Legislation Requires State Treasurer to Report on New York’s Continued Taxation of Former Commuters from New Jersey
The Senate Budget & Appropriations Committee has advanced legislation sponsored by Senate Republican Budget Officer Steven Oroho and Senate Budget Chairman Paul Sarlo that would begin to address concerns that New York is unfairly taxing former New Jersey commuters who have been working from home in the Garden State during the pandemic.
Legislation by Sen. Steve Oroho and Sen. Paul Sarlo that would begin to address concerns that New York is unfairly taxing former New Jersey commuters who are now working remotely has advanced. (Pixabay)
“If New York were prevented from taxing New Jersey residents who no longer go to work across the Hudson, we could generate hundreds of millions – perhaps billions – of tax dollars for New Jersey, all while lowering the income tax bills of former commuters substantially,” said Senator Oroho. “It’s imperative that we understand the scale of this unfair taxation of our workers, which will be the first step in pursuing tax fairness with New York.”

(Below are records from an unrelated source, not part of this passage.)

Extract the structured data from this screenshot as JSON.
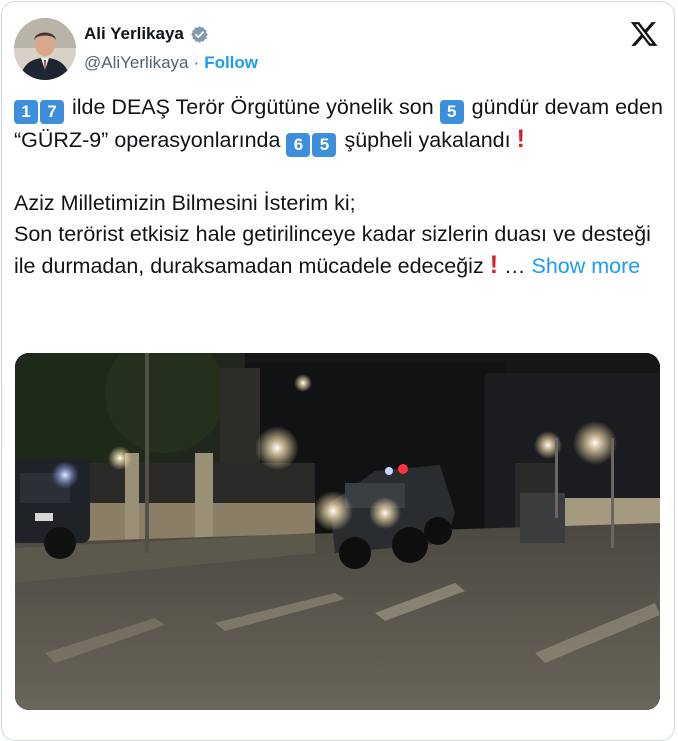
{
  "author": {
    "name": "Ali Yerlikaya",
    "handle": "@AliYerlikaya",
    "separator": "·",
    "follow_label": "Follow"
  },
  "tweet": {
    "line1": {
      "num_a1": "1",
      "num_a2": "7",
      "text_a": "ilde DEAŞ Terör Örgütüne yönelik son",
      "num_b": "5",
      "text_b": "gündür devam eden “GÜRZ-9” operasyonlarında",
      "num_c1": "6",
      "num_c2": "5",
      "text_c": "şüpheli yakalandı",
      "mark": "!"
    },
    "line2": "Aziz Milletimizin Bilmesini İsterim ki;",
    "line3": "Son terörist etkisiz hale getirilinceye kadar sizlerin duası ve desteği ile durmadan, duraksamadan mücadele edeceğiz",
    "line3_mark": "!",
    "ellipsis": "…",
    "show_more": "Show more"
  },
  "icons": {
    "verified": "verified-badge-icon",
    "platform": "x-logo-icon",
    "keycap_color": "#3d8edb",
    "exclamation_color": "#d71f2b",
    "link_color": "#1d9bf0"
  }
}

In a recent NJ.com editorial, Oroho noted that nearly 400,000 New Jerseyans regularly went to work in New York before the lockdown orders and workplace restrictions associated with COVID-19.
According to the Wall Street Journal, just 10% of Manhattan office workers have returned to working on site, and few have plans to return before the summer of 2021 at the earliest.

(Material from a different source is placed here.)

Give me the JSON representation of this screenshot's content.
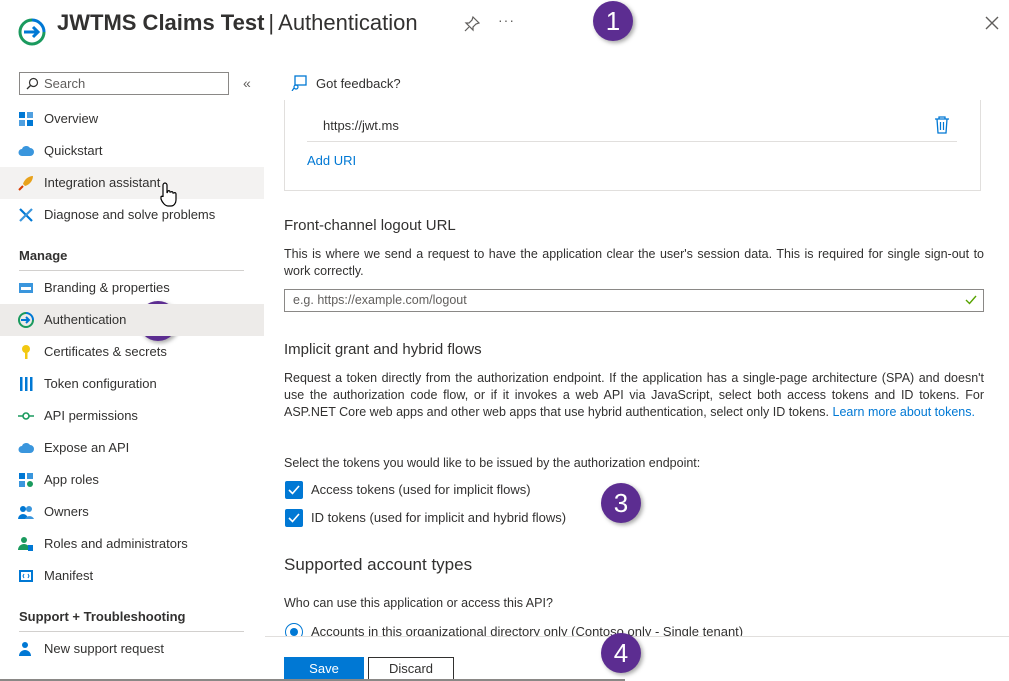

The legislators said most former commuters to New York would pay less if subject to New Jersey’s lower income tax rates.
“The transition of New Jersey workers to telecommuting is something we’ve been watching for a long time,” said Senator Sarlo. “It’s clear that the State of New Jersey can no longer afford to ignore the substantial tax implications of this shift, which has been supercharged as a result of COVID-19. By examining the issue in detail, we can develop plans to restore tax fairness, which will give a critical boost to the state budget while lowering income taxes for many New Jerseyans.”

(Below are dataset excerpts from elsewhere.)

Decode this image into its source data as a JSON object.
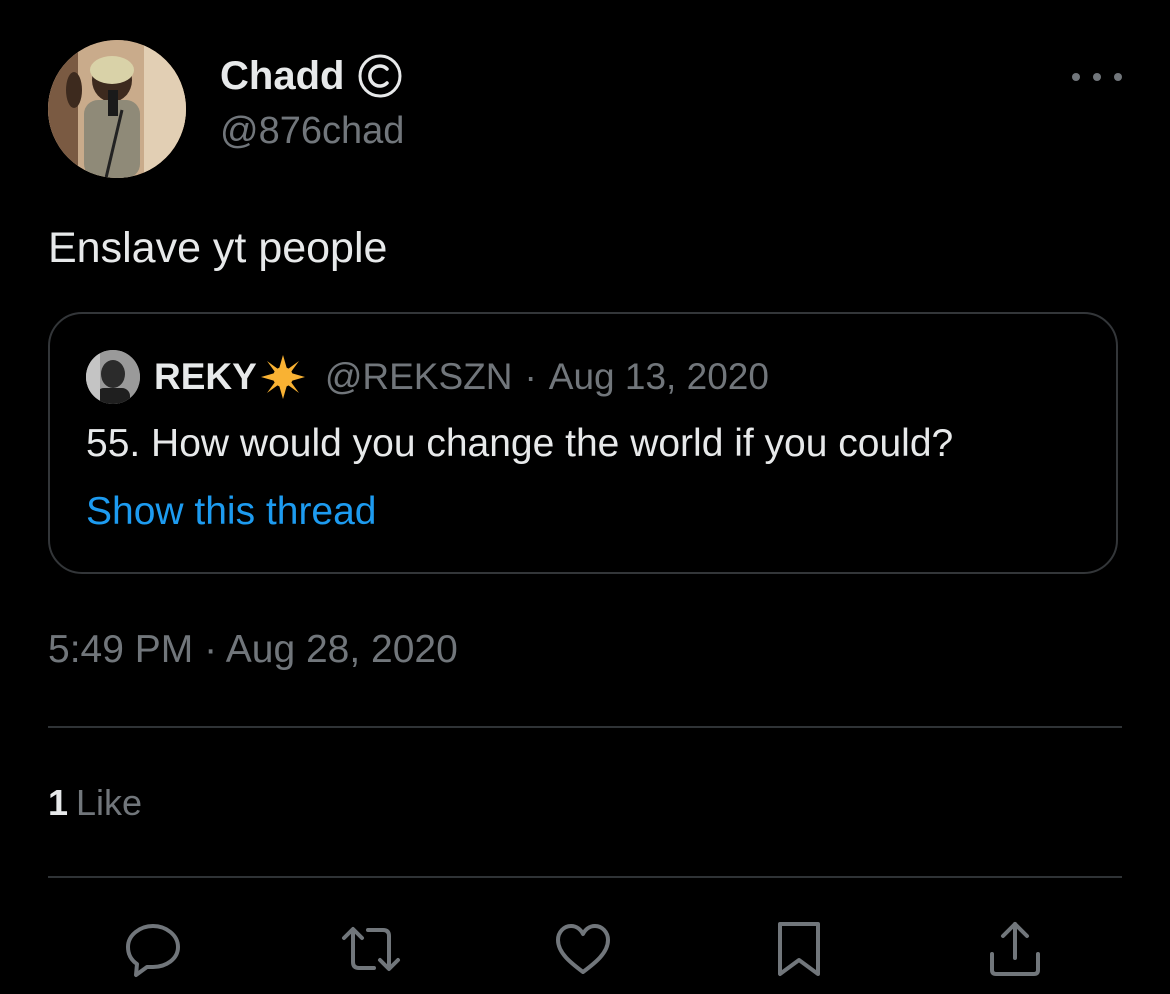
{
  "author": {
    "display_name": "Chadd",
    "handle": "@876chad",
    "badge_icon": "copyright-c-icon"
  },
  "tweet": {
    "text": "Enslave yt people",
    "timestamp": "5:49 PM · Aug 28, 2020"
  },
  "quoted_tweet": {
    "display_name": "REKY",
    "emoji_icon": "sun-emoji-icon",
    "handle": "@REKSZN",
    "separator": "·",
    "date": "Aug 13, 2020",
    "text": "55. How would you change the world if you could?",
    "show_thread_label": "Show this thread"
  },
  "engagement": {
    "likes_count": "1",
    "likes_label": "Like"
  },
  "actions": [
    {
      "icon": "reply-icon"
    },
    {
      "icon": "retweet-icon"
    },
    {
      "icon": "like-heart-icon"
    },
    {
      "icon": "bookmark-icon"
    },
    {
      "icon": "share-icon"
    }
  ],
  "colors": {
    "background": "#000000",
    "primary_text": "#e7e9ea",
    "secondary_text": "#71767b",
    "link": "#1d9bf0",
    "border": "#2f3336",
    "sun_emoji": "#f9b233"
  }
}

The legislation, S-3064, requires the State Treasurer to examine New York’s taxation of New Jersey residents’ income. The report would be required to include:
- an explanation of efforts the State has taken to address the inequity of New York’s taxation of New Jersey resident’s income;
- the estimated total credits the State has granted, or will grant, to New Jersey residents for income taxes paid to New York in each tax year in each tax year beginning with Tax Year 2011 and ending with an estimate for Tax Year 2020;
- a discussion of steps that the State may take to protect the State of New Jersey’s public fisc, and the paychecks of New Jersey residents, from New York and its political subdivisions taxing authority;
- an estimate of New Jersey residents’ tax savings should the State be able to shift residents’ income tax payments from New York and its political subdivisions to New Jersey;
- a discussion of any state or federal statutory or case law impediments to successfully achieving equitable taxation of New Jersey commuters working for employers in New York;
- an analysis of how other states and jurisdictions address the tax implications of residents living in one state and commuting to another;
- a discussion of the State’s efforts to participate in the litigation between the State of New Hampshire and the Commonwealth of Massachusetts concerning Massachusetts’ taxation of New Hampshire residents, or if no efforts have been made, an explanation of why not; and
- recommendations as to how the State may resolve the inequitable tax treatment of New Jersey commuters working for employers in New York.
The legislators noted that other states with similar concerns are taking action as well. This week, New Hampshire announced a federal lawsuit against Massachusetts for taxing the income of remote workers who no longer commute to the Bay State.